Il dolore del mondo. Francesca non le dà un nome, ma questa è la forza della poesia. E a proposito di poesia, in Università Cattolica c’è un gruppo di studenti di Lettere che una volta alla settimana si trova a leggere L’usignolo della Chiesa Cattolica, una delle raccolte più famose di Pasolini, scritta negli anni 50. Con loro c’è Giacomo Vagni, 25 anni, oggi dottorando. «Ci troviamo anche semplicemente per capire. Per un ragazzo oggi entrare nel linguaggio della poesia non è così scontato». Un verso che vi ha colpiti? «Questo: “Di Lui non fate che m’annoi prima di temerLo: difendeteLo // in me, non negli innocenti Suoi”. È un verso che evidenzia un rapporto drammatico, ma vero con Cristo. È come se Pasolini ci dicesse che ciò che uccide la fede non è il pericolo di un’eresia, ma la polvere che vi si deposita sopra. Per lo scrittore friulano il rischio è un Dio che “annoi”. È un’affermazione che scuote, anche perché Pasolini non parla per categorie assolute, ma parla pensando innanzitutto a se stesso, al proprio rapporto con Cristo. Si rapporta con il proprio bisogno. In lui tutto diventa sempre partecipazione quasi fisica e in qualche modo totalizzante. Questo è una provocazione forte per noi, ed è una modalità di rapporto con il mondo di cui - mi sembra - si possa avvertire la nostalgia». La poesia di Pasolini non è mai ambigua o ermetica. È sempre radicalmente sincera. «Quando leggo i suoi versi» confessa Daniela, «è come se mi restasse addosso una patina insieme di dolcezza e di dolore. Nella sua più o meno cosciente volontà, insegna a scorgere il travaglio del mondo: il soffrire, di un ragazzetto o di un industriale borghese, dentro il grande dolore del mondo, che piange, come dice lui “anche per farsi migliore”».

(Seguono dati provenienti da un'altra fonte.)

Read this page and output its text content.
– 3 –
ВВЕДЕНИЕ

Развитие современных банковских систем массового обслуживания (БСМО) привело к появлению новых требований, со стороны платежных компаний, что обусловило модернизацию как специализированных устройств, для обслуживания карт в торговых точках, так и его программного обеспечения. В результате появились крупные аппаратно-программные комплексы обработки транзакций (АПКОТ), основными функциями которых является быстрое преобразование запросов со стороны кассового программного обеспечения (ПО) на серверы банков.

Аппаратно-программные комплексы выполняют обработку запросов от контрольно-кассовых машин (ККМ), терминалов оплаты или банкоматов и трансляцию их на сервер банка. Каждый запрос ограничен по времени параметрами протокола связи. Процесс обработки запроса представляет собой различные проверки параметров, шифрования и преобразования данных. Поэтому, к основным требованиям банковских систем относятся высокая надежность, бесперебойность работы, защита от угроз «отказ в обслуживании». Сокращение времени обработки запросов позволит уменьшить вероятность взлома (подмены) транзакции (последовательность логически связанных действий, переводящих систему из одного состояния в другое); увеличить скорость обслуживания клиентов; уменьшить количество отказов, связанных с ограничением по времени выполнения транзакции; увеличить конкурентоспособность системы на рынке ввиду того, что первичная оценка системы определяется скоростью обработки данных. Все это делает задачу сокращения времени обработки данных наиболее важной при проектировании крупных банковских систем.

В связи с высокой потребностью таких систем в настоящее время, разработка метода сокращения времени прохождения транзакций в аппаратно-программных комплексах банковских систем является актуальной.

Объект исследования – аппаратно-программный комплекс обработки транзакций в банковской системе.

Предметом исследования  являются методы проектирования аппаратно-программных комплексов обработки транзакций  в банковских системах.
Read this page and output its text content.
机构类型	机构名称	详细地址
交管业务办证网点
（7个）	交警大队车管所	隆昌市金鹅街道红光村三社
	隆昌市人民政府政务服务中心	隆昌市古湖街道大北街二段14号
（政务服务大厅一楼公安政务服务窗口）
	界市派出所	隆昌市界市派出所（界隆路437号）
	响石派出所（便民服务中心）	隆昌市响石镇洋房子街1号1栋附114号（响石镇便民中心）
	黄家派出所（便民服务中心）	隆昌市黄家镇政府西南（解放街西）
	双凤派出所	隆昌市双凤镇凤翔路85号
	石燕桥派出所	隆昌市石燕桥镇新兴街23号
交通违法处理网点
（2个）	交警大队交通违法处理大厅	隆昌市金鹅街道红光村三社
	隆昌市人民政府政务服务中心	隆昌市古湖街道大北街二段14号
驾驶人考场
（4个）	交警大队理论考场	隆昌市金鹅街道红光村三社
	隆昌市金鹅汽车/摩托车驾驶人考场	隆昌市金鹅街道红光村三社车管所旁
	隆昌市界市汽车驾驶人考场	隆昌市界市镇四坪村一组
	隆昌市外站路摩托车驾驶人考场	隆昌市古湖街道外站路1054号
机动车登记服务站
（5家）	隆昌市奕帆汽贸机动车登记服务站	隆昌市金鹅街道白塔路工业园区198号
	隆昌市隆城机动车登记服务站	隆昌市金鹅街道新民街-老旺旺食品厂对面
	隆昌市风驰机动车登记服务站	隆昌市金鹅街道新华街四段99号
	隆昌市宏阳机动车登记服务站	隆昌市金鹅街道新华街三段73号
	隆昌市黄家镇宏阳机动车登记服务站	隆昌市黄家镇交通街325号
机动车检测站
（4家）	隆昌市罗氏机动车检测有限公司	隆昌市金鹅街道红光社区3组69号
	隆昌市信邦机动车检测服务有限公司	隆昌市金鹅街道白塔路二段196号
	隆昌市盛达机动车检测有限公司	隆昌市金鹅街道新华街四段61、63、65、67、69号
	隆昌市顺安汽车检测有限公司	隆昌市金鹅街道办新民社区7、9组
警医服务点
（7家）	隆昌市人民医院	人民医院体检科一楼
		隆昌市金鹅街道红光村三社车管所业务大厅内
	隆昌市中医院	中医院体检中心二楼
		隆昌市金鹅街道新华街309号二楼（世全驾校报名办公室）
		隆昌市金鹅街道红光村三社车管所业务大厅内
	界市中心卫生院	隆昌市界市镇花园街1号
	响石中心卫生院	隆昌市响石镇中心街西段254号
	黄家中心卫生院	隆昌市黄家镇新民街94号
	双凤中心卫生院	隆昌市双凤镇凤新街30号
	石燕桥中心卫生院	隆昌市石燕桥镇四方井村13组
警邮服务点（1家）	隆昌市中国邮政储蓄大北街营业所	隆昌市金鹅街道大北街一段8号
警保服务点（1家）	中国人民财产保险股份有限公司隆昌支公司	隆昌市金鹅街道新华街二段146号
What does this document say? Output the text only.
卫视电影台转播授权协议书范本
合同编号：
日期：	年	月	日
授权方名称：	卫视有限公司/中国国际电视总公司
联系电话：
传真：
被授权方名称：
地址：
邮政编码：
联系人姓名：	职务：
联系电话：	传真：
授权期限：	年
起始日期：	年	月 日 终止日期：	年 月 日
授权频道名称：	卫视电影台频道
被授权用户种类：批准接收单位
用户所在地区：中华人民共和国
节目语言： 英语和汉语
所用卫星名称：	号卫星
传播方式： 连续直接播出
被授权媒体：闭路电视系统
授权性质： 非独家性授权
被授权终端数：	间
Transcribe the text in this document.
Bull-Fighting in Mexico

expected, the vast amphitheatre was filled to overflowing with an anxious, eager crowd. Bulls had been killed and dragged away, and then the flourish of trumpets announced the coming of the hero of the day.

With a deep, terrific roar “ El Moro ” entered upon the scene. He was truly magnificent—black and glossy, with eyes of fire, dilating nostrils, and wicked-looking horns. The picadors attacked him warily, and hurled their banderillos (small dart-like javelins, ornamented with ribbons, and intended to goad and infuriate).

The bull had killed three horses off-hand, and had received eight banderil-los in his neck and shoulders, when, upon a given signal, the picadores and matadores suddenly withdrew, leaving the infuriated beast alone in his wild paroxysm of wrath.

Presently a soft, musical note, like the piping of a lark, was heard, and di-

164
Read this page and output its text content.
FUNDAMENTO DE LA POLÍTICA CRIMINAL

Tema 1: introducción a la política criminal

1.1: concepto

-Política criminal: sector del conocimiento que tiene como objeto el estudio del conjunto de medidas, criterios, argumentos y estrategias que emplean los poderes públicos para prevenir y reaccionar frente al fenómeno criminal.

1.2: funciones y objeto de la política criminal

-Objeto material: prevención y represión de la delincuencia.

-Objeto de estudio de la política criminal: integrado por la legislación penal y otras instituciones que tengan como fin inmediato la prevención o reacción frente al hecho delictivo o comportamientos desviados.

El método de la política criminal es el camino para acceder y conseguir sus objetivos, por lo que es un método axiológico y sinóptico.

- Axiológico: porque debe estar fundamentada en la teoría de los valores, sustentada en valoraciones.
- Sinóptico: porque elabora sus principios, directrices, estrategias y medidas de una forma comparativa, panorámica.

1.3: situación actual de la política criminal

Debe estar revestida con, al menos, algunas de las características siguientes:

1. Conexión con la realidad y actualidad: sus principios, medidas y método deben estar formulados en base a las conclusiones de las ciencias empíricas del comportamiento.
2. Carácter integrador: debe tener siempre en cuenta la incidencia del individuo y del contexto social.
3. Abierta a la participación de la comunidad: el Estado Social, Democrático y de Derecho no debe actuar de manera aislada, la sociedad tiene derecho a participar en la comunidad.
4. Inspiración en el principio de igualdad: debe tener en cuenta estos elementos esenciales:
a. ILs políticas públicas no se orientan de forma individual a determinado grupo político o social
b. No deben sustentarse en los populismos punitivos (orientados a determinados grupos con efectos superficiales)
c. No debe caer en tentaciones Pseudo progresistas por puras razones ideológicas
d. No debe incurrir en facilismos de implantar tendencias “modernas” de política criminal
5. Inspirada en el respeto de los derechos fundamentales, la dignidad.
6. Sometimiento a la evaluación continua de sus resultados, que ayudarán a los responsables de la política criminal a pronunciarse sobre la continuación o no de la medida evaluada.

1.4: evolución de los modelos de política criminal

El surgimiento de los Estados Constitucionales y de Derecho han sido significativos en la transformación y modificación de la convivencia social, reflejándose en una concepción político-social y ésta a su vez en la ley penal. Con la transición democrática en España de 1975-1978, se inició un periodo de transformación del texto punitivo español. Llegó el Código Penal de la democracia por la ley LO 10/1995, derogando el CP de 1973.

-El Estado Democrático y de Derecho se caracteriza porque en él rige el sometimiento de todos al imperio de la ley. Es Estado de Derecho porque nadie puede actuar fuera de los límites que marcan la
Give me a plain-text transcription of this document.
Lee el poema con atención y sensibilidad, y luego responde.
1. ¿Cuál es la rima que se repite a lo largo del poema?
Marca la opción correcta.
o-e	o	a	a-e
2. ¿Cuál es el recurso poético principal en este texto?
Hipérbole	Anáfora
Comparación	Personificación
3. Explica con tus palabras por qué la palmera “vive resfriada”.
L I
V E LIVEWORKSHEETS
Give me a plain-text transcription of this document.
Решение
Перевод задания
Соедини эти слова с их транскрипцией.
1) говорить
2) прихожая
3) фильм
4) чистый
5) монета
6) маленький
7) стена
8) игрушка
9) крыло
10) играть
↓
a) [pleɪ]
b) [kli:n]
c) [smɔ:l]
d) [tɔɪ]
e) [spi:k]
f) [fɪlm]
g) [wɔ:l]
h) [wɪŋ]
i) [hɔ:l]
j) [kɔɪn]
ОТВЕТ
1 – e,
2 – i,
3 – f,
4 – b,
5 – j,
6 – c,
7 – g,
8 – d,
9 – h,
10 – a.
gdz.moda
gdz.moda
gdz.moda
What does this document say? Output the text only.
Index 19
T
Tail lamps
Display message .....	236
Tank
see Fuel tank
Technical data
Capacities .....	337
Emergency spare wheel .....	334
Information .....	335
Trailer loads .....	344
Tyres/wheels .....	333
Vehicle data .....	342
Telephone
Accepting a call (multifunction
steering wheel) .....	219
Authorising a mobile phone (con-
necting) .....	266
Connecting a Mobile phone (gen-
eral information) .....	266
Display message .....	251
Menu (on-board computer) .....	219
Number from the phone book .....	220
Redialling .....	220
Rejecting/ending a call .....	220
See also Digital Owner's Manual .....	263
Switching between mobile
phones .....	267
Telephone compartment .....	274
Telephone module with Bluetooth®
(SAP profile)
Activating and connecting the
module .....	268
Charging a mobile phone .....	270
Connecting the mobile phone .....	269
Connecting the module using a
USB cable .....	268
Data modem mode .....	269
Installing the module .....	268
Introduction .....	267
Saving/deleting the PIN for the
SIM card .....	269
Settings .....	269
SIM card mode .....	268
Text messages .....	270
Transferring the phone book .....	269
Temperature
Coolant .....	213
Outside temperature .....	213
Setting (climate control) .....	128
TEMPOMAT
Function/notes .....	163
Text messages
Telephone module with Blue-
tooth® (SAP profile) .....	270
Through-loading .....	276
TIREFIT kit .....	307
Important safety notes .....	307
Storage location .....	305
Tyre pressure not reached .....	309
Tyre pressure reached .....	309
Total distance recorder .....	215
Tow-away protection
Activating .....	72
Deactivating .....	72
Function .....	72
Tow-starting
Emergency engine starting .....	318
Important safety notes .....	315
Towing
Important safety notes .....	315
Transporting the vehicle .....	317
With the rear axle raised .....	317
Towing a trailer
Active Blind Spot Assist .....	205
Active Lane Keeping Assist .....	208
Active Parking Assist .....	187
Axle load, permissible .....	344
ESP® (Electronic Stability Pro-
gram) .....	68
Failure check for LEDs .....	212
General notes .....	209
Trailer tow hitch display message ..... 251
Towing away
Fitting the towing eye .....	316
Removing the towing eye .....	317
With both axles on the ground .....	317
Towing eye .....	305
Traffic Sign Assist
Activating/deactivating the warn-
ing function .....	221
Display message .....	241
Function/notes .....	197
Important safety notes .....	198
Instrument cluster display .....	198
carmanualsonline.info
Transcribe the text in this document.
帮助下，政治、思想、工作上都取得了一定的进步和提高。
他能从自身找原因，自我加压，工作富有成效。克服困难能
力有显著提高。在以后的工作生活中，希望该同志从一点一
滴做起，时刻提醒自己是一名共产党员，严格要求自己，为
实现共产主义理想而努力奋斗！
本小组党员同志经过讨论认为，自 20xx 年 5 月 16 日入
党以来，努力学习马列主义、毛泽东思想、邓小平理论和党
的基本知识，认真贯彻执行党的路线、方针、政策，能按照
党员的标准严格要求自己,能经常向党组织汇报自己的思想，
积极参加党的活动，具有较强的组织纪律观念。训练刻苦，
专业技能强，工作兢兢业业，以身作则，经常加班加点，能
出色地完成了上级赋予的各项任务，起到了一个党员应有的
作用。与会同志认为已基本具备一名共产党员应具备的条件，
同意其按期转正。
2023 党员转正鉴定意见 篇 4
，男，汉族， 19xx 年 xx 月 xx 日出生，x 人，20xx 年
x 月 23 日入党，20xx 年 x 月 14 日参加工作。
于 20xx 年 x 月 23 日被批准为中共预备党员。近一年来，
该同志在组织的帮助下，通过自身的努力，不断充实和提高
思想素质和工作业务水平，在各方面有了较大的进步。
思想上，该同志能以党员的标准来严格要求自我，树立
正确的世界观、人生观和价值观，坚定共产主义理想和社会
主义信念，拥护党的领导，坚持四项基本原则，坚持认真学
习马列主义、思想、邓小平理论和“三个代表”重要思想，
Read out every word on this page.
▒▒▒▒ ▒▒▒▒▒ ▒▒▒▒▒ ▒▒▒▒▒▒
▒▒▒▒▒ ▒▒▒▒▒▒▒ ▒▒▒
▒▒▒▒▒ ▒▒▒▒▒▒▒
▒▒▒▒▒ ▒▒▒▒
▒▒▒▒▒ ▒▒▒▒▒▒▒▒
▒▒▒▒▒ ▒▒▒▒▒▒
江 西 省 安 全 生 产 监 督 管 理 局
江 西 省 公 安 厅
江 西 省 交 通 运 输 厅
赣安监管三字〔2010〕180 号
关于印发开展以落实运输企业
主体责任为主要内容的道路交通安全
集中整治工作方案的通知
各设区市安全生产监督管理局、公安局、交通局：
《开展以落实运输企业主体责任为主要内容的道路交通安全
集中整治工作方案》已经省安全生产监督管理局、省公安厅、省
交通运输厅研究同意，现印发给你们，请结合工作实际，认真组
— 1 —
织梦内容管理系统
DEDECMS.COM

Fare migliore il mondo: anche Pasolini era mosso da un desiderio di incidere nella realtà sociale e politica. «Spesso le soluzioni che mette in campo suonano un po’ anacronistiche», riprende Giacomo Vagni. «Ma la sua testimonianza più interessante è quella che dimostra come sia possibile (e desiderabile) che la riflessione su di sé, anche sugli aspetti più intimi della propria persona, conviva fecondamente con un interesse “politico” in senso ampio. È così che la riflessione sull’attualità può riprendere lo spessore, la dignità e la drammaticità che oggi spesso mancano all’“antipolitica” di comodo che, poco o tanto, tocca la maggior parte di noi giovani».
Giocare il proprio io in ogni giudizio espresso e in ogni parola messa su carta. Proporsi sempre con una sincerità a volte anche perturbante. Forse è per questo che quando si propone una pagina di Pasolini ad un giovane di oggi, si apre sempre una breccia. Non è un poeta del passato, è un poeta del presente: «Solo l’amare, solo il conoscere / conta, non l’aver amato, / non l’aver conosciuto» (dalle Ceneri di Gramsci).